How to invest in ESG stocks
If you're interested in investing in ESG stocks, it's not hard to do. Just follow these steps:
- Open your brokerage app: Log in to your brokerage account where you handle your investments.
- Search for the stock: Enter the ticker or company name into the search bar to bring up the stock's trading page.
- Decide how many shares to buy: Consider your investment goals and how much of your portfolio you want to allocate to this stock.
- Select order type: Choose between a market order to buy at the current price or a limit order to specify the maximum price you're willing to pay.
- Submit your order: Confirm the details and submit your buy order.
- Review your purchase: Check your portfolio to ensure your order was filled as expected and adjust your investment strategy accordingly.
Investing for good
You can buy these ESG stocks individually, but you can also find ESG exchange-traded funds (ETFs) that hold a broader set of top ESG performers.

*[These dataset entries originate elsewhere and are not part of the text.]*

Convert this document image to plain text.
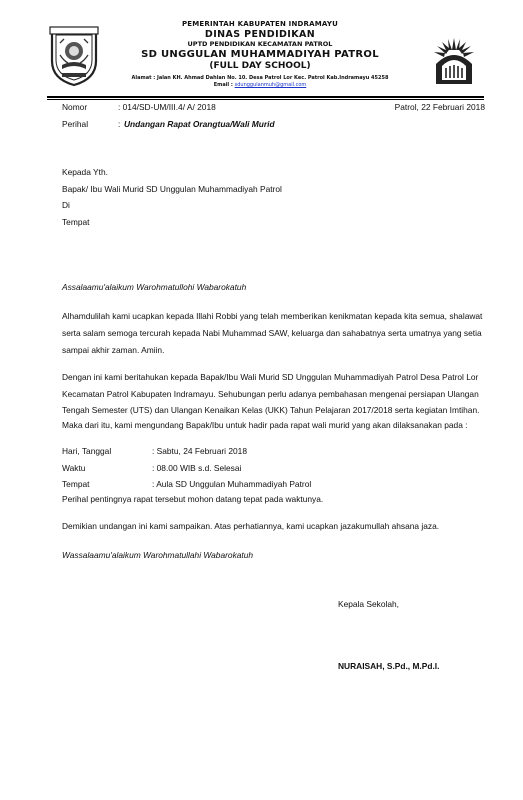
PEMERINTAH KABUPATEN INDRAMAYU
DINAS PENDIDIKAN
UPTD PENDIDIKAN KECAMATAN PATROL
SD UNGGULAN MUHAMMADIYAH PATROL
(FULL DAY SCHOOL)
Alamat : Jalan KH. Ahmad Dahlan No. 10. Desa Patrol Lor Kec. Patrol Kab.Indramayu 45258
Email : sdunggulanmuh@gmail.com
Nomor	: 014/SD-UM/III.4/ A/ 2018	Patrol, 22 Februari 2018
Perihal	: Undangan Rapat Orangtua/Wali Murid
Kepada Yth.
Bapak/ Ibu Wali Murid SD Unggulan Muhammadiyah Patrol
Di
Tempat
Assalaamu'alaikum Warohmatullohi Wabarokatuh
Alhamdulilah kami ucapkan kepada Illahi Robbi yang telah memberikan kenikmatan kepada kita semua, shalawat
serta salam semoga tercurah kepada Nabi Muhammad SAW, keluarga dan sahabatnya serta umatnya yang setia
sampai akhir zaman. Amiin.
Dengan ini kami beritahukan kepada Bapak/Ibu Wali Murid SD Unggulan Muhammadiyah Patrol Desa Patrol Lor
Kecamatan Patrol Kabupaten Indramayu. Sehubungan perlu adanya pembahasan mengenai persiapan Ulangan
Tengah Semester (UTS) dan Ulangan Kenaikan Kelas (UKK) Tahun Pelajaran 2017/2018 serta kegiatan Imtihan.
Maka dari itu, kami mengundang Bapak/Ibu untuk hadir pada rapat wali murid yang akan dilaksanakan pada :
Hari, Tanggal	: Sabtu, 24 Februari 2018
Waktu	: 08.00 WIB s.d. Selesai
Tempat	: Aula SD Unggulan Muhammadiyah Patrol
Perihal pentingnya rapat tersebut mohon datang tepat pada waktunya.
Demikian undangan ini kami sampaikan. Atas perhatiannya, kami ucapkan jazakumullah ahsana jaza.
Wassalaamu'alaikum Warohmatullahi Wabarokatuh
Kepala Sekolah,
NURAISAH, S.Pd., M.Pd.I.
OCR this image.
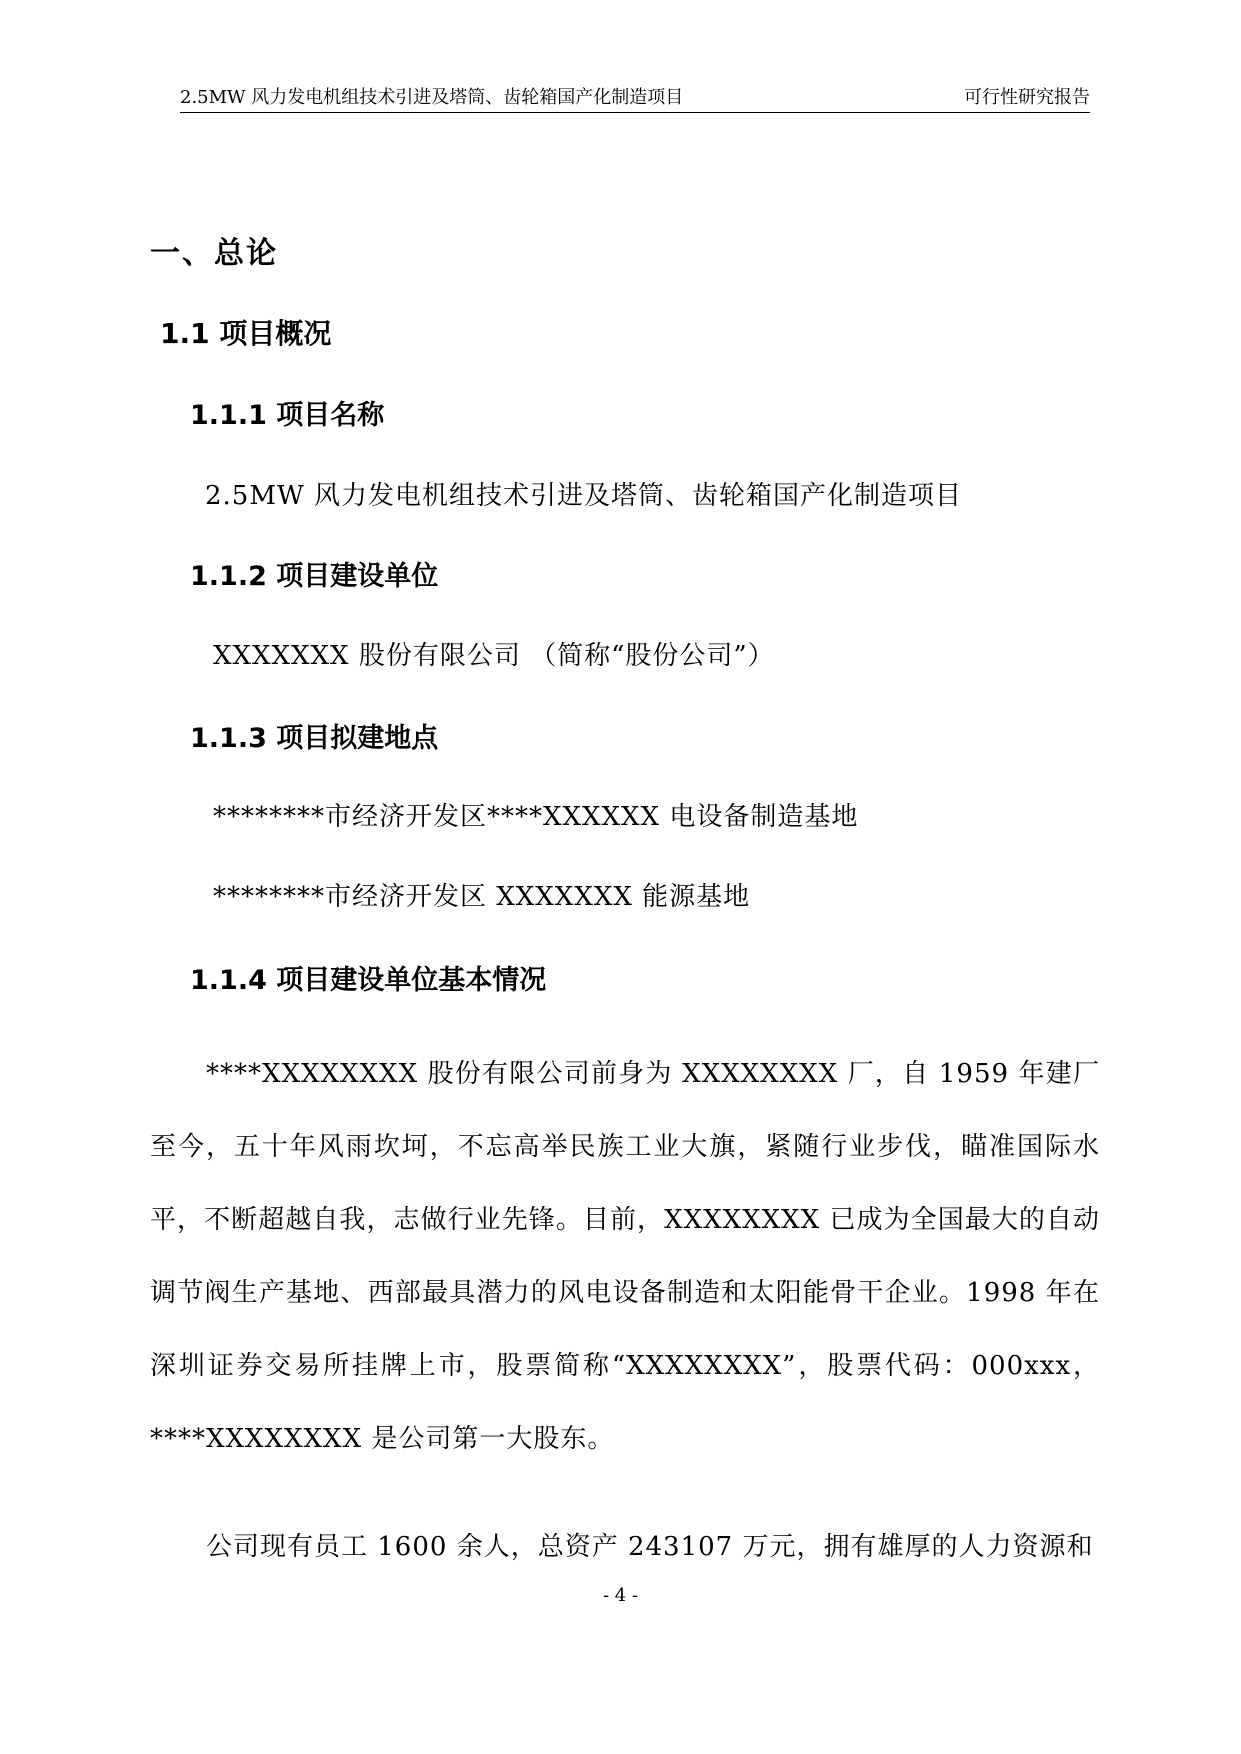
2.5MW 风力发电机组技术引进及塔筒、齿轮箱国产化制造项目	可行性研究报告
一、总论
1.1 项目概况
1.1.1 项目名称
2.5MW 风力发电机组技术引进及塔筒、齿轮箱国产化制造项目
1.1.2 项目建设单位
XXXXXXX 股份有限公司 （简称“股份公司”）
1.1.3 项目拟建地点
********市经济开发区****XXXXXX 电设备制造基地
********市经济开发区 XXXXXXX 能源基地
1.1.4 项目建设单位基本情况
****XXXXXXXX 股份有限公司前身为 XXXXXXXX 厂，自 1959 年建厂至今，五十年风雨坎坷，不忘高举民族工业大旗，紧随行业步伐，瞄准国际水平，不断超越自我，志做行业先锋。目前，XXXXXXXX 已成为全国最大的自动调节阀生产基地、西部最具潜力的风电设备制造和太阳能骨干企业。1998 年在深圳证券交易所挂牌上市，股票简称“XXXXXXXX”，股票代码：000xxx，****XXXXXXXX 是公司第一大股东。
公司现有员工 1600 余人，总资产 243107 万元，拥有雄厚的人力资源和
- 4 -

ESG funds can vary widely in their stock selection process and interpretation of ESG factors, so review the fund documentation carefully to find a good fit for your ESG criteria.
If you're motivated to support specific causes such as climate change or conscious capitalism, you might also expand your fund and stock research into the sustainable investing, impact investing, and socially responsible investing categories. These are related to ESG but are often more oriented toward specific causes. ESG screening is one more tool investors can use to do good while mitigating risk to long-term wealth.